The frosty midday weather hanging over highlands keeps farmers indoors waiting for the noon mist to clear. It should be sunlit this September, yet the sky is veiled by a thick blanket of fog.
Peter Mwihia, lean and wrinkled, says his entire coffee crop has lost all its berries, whose harvest would have fetched him income to buy food and pay school fees for his family.
Mwihia is among a growing number of farmers who are haplessly paying the price of climate change. The persistent cold caused his cash crop to be infected by coffee berry disease, whose virulence makes the raw berries to fall off, experts say.
“The chemicals for spraying to reduce the spread of this disease have become too expensive,” says Mwihia. “My only option now is to hope the maize and beans will not be affected by the changing weather.”
Luckily for him, the weather which can be as low as 10 degrees Celsius is suitable for farming other crops such as legumes and fresh produce. But in other neighboring counties, the sun sears the ground with determined scorn.
Farmers there gave up on collecting a harvest a long time ago as they watched the crop wilt away in the farms.
“This is a weather situation known as micro climates,” explains Anthony Louis D’Agostino, a researcher with the International Research Institute for Climate and Society (IRI) at Colombia University’s Earth Institute. “It is a peculiar weather feature that is not shared by adjacent locations.”
According to him, micro climates occur when there are certain shades of climatic features which are specific to a small location, and can be in the range of several kilometers.
But while the sneaky weather features are proving to be either suitable or costly to thousands of farmers like Mwihia, they are inspiring new thinking among agriculture researchers -including those passionate with index insurance for smallholder farmers.
In 2009, the Syngenta Foundation, collaborating with partners, introduced crop insurance, a process that compensates farmers in kind for losses incurred due to erratic weather.
By giving subsidies like fertilizer and seed for crops like maize, wheat beans and sorghum, the Foundation figured they could help climate hit farmers restart a fresh farming cycle.
The initiative has registered a successful streak, and this is why lately, crop insurance is also reaching out to coffee farmers. But there is a cloud in the silver lining.
Initially, the model used locally installed automated weather stations to gauge precipitation patterns in the farms.
Daily records would be used to establish if a particular region had experienced erratic weather, leading to crop failure.
Science as a Pillar for Economy
“We used the weather records to develop index insurance for farmers based on the readings of that specific region as captured by the automated weather station,” explains David Muigai, a product developer with Syngenta.
However, Muigai is cynical about the remote data collection technology. According to him, the automated weather station collects and sends rainfall measurements every 15 minutes for that specific point.
“We are not able to have measurements of a wider range where there might be incidences of micro climates,” he says. “This makes it difficult to develop a compensation structure for farmers experiencing these climatic variations.”
Besides, he argues, the gadgets are expensive to install, do not store historic data, while birds disrupt data gathering when they build nests on the automated weather stations.
It is from this backdrop that insurers have teamed up with scientists, corporates and farmers to roll out satellite based weather sensing.

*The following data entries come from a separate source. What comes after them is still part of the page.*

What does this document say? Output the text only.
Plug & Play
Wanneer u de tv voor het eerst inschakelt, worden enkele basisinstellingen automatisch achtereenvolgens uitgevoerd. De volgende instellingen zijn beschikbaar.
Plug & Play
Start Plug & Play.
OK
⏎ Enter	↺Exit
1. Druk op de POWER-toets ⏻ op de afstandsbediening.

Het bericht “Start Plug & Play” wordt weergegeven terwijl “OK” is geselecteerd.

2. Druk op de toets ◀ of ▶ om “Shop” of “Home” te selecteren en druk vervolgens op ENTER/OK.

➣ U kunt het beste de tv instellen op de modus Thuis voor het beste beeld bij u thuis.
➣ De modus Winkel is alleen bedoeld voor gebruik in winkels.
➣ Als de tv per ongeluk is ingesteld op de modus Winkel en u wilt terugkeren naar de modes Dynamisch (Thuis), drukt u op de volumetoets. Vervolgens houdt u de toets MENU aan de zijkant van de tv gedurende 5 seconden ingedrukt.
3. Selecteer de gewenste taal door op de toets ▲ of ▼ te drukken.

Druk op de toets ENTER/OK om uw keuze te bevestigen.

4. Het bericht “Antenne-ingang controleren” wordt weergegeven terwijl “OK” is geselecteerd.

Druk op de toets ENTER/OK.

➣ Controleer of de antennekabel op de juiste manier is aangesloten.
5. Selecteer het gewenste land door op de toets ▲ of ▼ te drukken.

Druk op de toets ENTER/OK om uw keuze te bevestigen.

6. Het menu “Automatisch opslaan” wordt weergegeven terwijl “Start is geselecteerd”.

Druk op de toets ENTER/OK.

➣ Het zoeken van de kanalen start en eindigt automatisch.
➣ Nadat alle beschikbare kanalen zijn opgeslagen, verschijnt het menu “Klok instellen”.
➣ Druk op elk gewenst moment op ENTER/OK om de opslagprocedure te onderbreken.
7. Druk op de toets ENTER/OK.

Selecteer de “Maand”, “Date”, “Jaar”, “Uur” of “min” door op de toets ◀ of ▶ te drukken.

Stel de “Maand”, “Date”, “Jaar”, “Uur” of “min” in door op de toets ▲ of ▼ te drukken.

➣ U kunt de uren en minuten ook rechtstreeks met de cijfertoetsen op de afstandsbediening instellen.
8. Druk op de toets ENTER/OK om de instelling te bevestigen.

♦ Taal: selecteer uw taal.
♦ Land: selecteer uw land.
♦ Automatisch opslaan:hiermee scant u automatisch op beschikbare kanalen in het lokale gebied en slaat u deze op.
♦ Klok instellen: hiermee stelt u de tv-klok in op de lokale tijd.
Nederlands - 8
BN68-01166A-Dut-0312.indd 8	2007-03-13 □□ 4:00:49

Scientists from the International Research Institute for Climate and Society (IRI) say there are several ways in which satellite can measure weather, but for index based insurance, the Active Rainfall Climatology (ARC 2) application is the one in use for now.
According to IRI researcher Geoffrey Mc Carney, ARC 2 can be used to measure both the temperature and density of clouds, as a way of establishing the amount of rainfall falling on the ground on a daily basis.
While satellite sensing enables global coverage of precipitation estimation, automated weather stations restrict measurements to only those locations around a physical installation, explains Mc Carney.
“Satellite sensing doesn’t necessarily directly measure rainfall on the ground but it takes estimates from space,” he says. “They are also able to take measurements of places where the terrain is harsh to install automated weather stations.”
On an economical scale, the scientists argue, small holder farmers own small farms that measure a fraction of a pixel, which is the unit satellites use to map data.
Hence, in instances where there are micro climates, what happens in one corner of the pixel may not be the same reading at the other end, they say.
Such a technological advance is proving useful to index insurers, and according to Muigai, satellite sensing also provides historical data gathered more than 20 years ago.
Satellite sensing is well introduced in Kenya, Rwanda, Ethiopia, Indonesia as well as the Caribbean.
It is a partnership between Syngenta Foundation, IRI, UAP Insurance, and Safaricom Ltd. Farmers like Mwihia hope the initiative will free them from the shackles of climate change – at least for now.